I took A out for a drink last night. She has a heart of gold after everything she has gone through. She keeps that side hidden, and I can sense her hesitation on really dating. I’m sure she has been hurt more than I can imagine. It’s funny how the universe has served up two women who are almost exactly alike on the inside and very different on the outside (physically and demeanor), but both are very much at the exact same stage as I am. Interesting how well the universe or God reflects back to us who and where we are in others. Also interesting how more attractive women are coming to me, but they don’t interest me nearly as much because I see how hurt they are and how other guys drop over them. Obviously I am not the kind of guy to troll for the weak women like Hunter is – like Chris did. I truly am a very different person than they are and although she will make more money I’m pretty sure she will never truly enjoy her life and I’m sure Chris doesn’t even care anymore. Hunter is just a old and scary nightmare that he probably never thinks of anymore. I wish I was that way.

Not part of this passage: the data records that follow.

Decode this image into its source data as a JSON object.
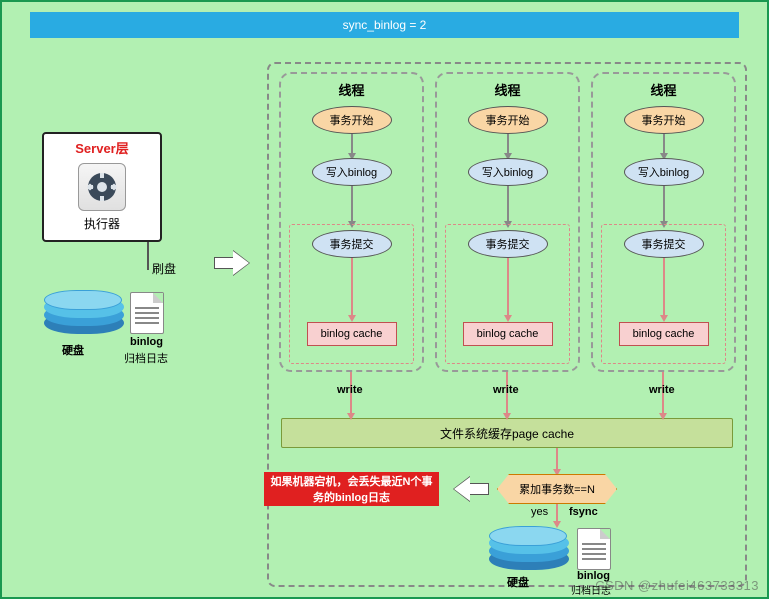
{
  "title": "sync_binlog = 2",
  "server": {
    "title": "Server层",
    "executor": "执行器"
  },
  "brush_label": "刷盘",
  "left_disk": {
    "label": "硬盘",
    "binlog": "binlog",
    "archive": "归档日志"
  },
  "threads": {
    "title": "线程",
    "n1": "事务开始",
    "n2": "写入binlog",
    "n3": "事务提交",
    "n4": "binlog cache",
    "write": "write"
  },
  "page_cache": "文件系统缓存page cache",
  "decision": "累加事务数==N",
  "yes": "yes",
  "fsync": "fsync",
  "warn": "如果机器宕机，会丢失最近N个事务的binlog日志",
  "bottom_disk": {
    "label": "硬盘",
    "binlog": "binlog",
    "archive": "归档日志"
  },
  "watermark": "CSDN @zhufei463733313",
  "colors": {
    "canvas_bg": "#b2f0b2",
    "canvas_border": "#1a9850",
    "topbar": "#29abe2",
    "orange": "#f9d6a5",
    "blue_node": "#cfe2f3",
    "pink": "#f8d0d0",
    "page_cache": "#c5e09b",
    "warn": "#e02020",
    "disk_top": "#56c1e8",
    "disk_mid": "#3aa0d8",
    "disk_bot": "#2d7fb8"
  },
  "thread_x": [
    10,
    166,
    322
  ]
}
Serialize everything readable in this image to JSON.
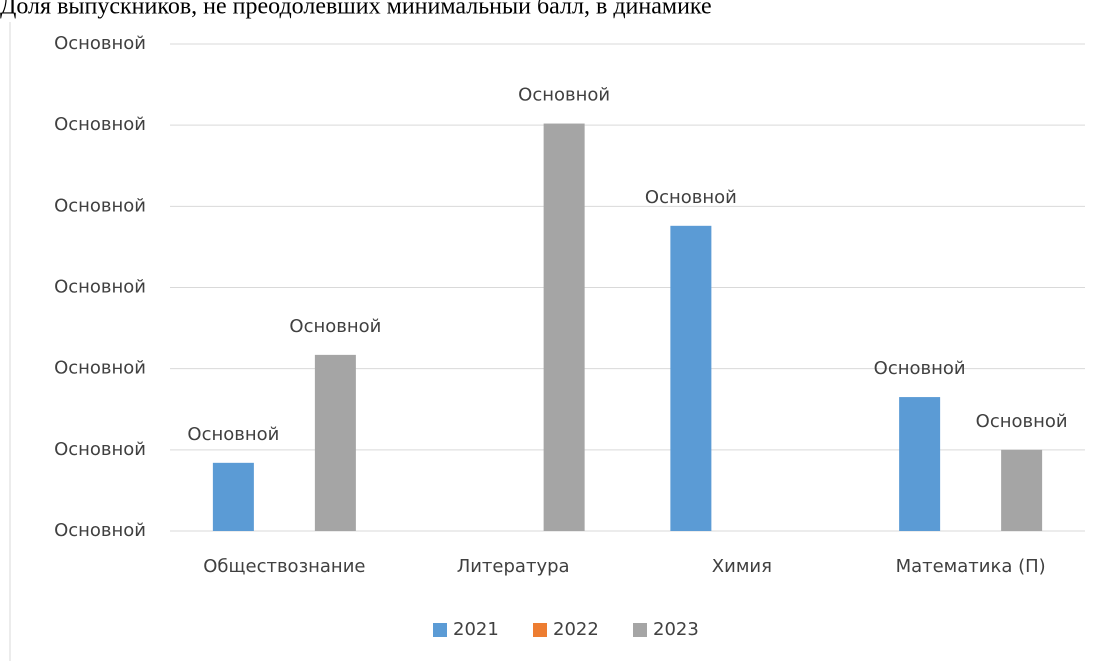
{
  "chart_data": {
    "type": "bar",
    "title": "Доля выпускников, не преодолевших минимальный балл, в динамике",
    "categories": [
      "Обществознание",
      "Литература",
      "Химия",
      "Математика (П)"
    ],
    "series": [
      {
        "name": "2021",
        "color": "#5b9bd5",
        "values": [
          0.84,
          null,
          3.76,
          1.65
        ],
        "value_labels": [
          "Основной",
          null,
          "Основной",
          "Основной"
        ]
      },
      {
        "name": "2022",
        "color": "#ed7d31",
        "values": [
          null,
          null,
          null,
          null
        ],
        "value_labels": [
          null,
          null,
          null,
          null
        ]
      },
      {
        "name": "2023",
        "color": "#a5a5a5",
        "values": [
          2.17,
          5.02,
          null,
          1.0
        ],
        "value_labels": [
          "Основной",
          "Основной",
          null,
          "Основной"
        ]
      }
    ],
    "ylim": [
      0,
      6
    ],
    "yticks": [
      {
        "value": 0,
        "label": "Основной"
      },
      {
        "value": 1,
        "label": "Основной"
      },
      {
        "value": 2,
        "label": "Основной"
      },
      {
        "value": 3,
        "label": "Основной"
      },
      {
        "value": 4,
        "label": "Основной"
      },
      {
        "value": 5,
        "label": "Основной"
      },
      {
        "value": 6,
        "label": "Основной"
      }
    ],
    "grid": true,
    "legend": "bottom"
  }
}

I woke up Monday night and 3 am from a dream where Hunter and I were back in time but knew what had happened down this path and she was late from work and I asked her where she was at and she told me she had someone cover for her and she met up with Chris. And I asked her how she could do that knowing what happens and she just shrugged. She couldn’t help it. And no one could because she is emotionally unhealthy and so was I. I’m sure I still am, but at least I am trying to find my way and my truth. It feels like either God is guiding me and restoring things in my life. I hope I am right, and I hope I have the strength to follow his plan or at least have the sense to figure it out.
The attorneys said the MSA is ready for signature. Just need a check and time to sign things.